Are the current crop of reality shows becoming stale and boring? "Real Housewives of Atlanta" just not doing it for you anymore? Good news, America — in six years we’ll all get to watch “The Running Man,” a hot new show about criminals forced to run for their lives as they are hunted down by trained killers. It’ll be like if “The Amazing Race” had a baby with “Survivor” and that baby was raised by Hannibal Lecter. Are you excited? Are you pumped? How can you possibly wait six years, right? Well, guess what? You don’t have too!
This November we will be screening the 1987 action film THE RUNNING MAN, a prophetic look at the distant future (well, 2019 to be honest) — where the hottest thing on the airwaves is a glorious tribute to violence, muscles and that most Austrian of action stars: Arnold Schwarzenegger.

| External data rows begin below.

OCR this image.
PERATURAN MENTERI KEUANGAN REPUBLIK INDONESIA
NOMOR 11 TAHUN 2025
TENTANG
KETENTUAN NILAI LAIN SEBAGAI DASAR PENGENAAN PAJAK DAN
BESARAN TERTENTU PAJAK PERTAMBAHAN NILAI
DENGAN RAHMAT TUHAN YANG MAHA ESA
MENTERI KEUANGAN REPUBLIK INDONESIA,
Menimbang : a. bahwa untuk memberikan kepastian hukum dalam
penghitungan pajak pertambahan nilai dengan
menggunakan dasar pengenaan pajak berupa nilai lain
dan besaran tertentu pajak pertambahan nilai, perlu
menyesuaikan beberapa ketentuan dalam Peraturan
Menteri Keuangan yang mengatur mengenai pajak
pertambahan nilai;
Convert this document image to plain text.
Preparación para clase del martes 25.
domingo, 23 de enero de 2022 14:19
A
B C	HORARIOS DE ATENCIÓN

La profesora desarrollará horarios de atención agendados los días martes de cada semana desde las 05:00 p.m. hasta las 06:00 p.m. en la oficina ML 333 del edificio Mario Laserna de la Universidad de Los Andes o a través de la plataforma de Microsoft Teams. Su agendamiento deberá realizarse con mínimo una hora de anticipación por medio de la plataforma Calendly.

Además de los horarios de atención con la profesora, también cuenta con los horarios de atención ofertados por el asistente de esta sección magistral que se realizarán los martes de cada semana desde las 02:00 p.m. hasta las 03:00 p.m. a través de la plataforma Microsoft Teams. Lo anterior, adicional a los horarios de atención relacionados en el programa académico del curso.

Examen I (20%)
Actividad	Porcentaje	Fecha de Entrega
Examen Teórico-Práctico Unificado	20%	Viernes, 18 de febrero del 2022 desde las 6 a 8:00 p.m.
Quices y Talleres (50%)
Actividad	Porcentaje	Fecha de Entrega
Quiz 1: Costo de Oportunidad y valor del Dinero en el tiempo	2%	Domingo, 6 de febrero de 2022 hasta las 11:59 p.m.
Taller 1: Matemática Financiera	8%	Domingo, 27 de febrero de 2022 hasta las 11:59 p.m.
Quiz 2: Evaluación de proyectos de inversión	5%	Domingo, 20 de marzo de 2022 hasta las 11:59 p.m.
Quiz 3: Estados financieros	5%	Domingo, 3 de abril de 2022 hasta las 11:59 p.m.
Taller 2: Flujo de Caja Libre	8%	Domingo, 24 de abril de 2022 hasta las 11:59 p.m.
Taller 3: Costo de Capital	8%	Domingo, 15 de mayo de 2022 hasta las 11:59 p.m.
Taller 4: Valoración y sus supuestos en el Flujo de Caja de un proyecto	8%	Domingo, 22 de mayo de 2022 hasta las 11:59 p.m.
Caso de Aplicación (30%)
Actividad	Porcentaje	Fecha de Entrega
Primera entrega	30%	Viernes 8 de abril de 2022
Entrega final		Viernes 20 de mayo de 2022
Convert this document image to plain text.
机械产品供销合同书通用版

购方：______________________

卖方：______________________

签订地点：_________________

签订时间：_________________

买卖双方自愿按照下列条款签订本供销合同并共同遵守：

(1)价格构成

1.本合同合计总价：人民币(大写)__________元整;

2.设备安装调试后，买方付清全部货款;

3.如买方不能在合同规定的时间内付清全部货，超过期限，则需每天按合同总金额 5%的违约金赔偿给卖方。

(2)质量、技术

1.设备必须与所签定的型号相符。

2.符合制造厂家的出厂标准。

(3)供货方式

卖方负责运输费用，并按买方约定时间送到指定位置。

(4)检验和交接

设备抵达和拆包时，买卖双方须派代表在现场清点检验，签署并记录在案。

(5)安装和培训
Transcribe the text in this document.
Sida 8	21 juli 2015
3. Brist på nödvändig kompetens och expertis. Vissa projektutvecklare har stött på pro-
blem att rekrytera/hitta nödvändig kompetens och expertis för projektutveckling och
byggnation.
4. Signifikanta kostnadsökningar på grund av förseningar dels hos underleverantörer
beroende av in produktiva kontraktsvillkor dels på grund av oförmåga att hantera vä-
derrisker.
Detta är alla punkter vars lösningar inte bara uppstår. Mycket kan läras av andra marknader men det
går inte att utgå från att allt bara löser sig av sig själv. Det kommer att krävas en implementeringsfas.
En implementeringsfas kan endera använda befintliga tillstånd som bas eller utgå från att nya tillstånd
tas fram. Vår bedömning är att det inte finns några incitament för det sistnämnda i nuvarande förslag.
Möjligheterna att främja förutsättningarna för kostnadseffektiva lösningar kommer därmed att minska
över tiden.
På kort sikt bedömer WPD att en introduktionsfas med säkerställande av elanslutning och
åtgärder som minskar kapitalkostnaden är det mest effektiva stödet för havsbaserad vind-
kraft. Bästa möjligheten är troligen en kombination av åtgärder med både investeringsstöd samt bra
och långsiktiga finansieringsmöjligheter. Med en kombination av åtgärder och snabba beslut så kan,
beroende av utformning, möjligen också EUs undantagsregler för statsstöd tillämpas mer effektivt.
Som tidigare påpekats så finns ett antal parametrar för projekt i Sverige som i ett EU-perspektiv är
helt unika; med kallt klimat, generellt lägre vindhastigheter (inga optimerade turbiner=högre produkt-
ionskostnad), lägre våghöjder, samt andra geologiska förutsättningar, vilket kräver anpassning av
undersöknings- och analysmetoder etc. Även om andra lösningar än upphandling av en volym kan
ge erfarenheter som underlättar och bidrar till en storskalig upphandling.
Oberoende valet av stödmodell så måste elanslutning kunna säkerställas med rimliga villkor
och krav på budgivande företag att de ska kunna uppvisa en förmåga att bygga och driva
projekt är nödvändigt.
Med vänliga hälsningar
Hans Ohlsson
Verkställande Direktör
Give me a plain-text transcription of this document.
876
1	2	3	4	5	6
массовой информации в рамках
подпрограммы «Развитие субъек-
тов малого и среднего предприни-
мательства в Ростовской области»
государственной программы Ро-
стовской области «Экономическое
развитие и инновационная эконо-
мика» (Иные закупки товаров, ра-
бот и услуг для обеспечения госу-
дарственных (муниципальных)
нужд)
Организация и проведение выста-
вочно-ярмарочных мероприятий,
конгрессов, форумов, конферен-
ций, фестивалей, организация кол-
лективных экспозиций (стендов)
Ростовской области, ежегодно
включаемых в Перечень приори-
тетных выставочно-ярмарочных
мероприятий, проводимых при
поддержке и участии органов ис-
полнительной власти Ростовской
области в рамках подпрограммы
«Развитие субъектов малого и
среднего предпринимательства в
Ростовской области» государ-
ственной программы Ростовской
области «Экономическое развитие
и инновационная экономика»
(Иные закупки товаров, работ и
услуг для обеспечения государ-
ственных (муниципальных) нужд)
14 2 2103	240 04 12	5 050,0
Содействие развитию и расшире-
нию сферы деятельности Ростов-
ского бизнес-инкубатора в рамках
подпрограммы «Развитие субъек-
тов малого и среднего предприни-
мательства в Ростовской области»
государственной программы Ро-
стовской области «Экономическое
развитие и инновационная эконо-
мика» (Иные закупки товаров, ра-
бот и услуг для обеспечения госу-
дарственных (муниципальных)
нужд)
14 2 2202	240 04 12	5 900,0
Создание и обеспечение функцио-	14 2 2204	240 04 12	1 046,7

THE RUNNING MAN is Arnold Schwarzenegger at his most Schwarzeneggerist and for our one-night-only screening we’re pulling out all the stops. You’ll get cap guns to shoot along with the movie at the bad guys (or good guys, if you want to be a prick about it). We’ll have live explosions in the theater (what’s an Arnold Scharzenegger movie without pyrotechnics? The answer is JUNIOR and nobody wants that). And we’ll have sub-titled some of the best one-liners in the film so you can shout them out along with the movie.
This is a night of action packed manliness so potent everybody who leaves the screening will be sporting hair on their chests. So stock up on razors, practice your best Arnold impression and make your way down to West Oaks on Saturday, November 26 for THE RUNNING MAN. Or we'll send Jesse Ventura after you.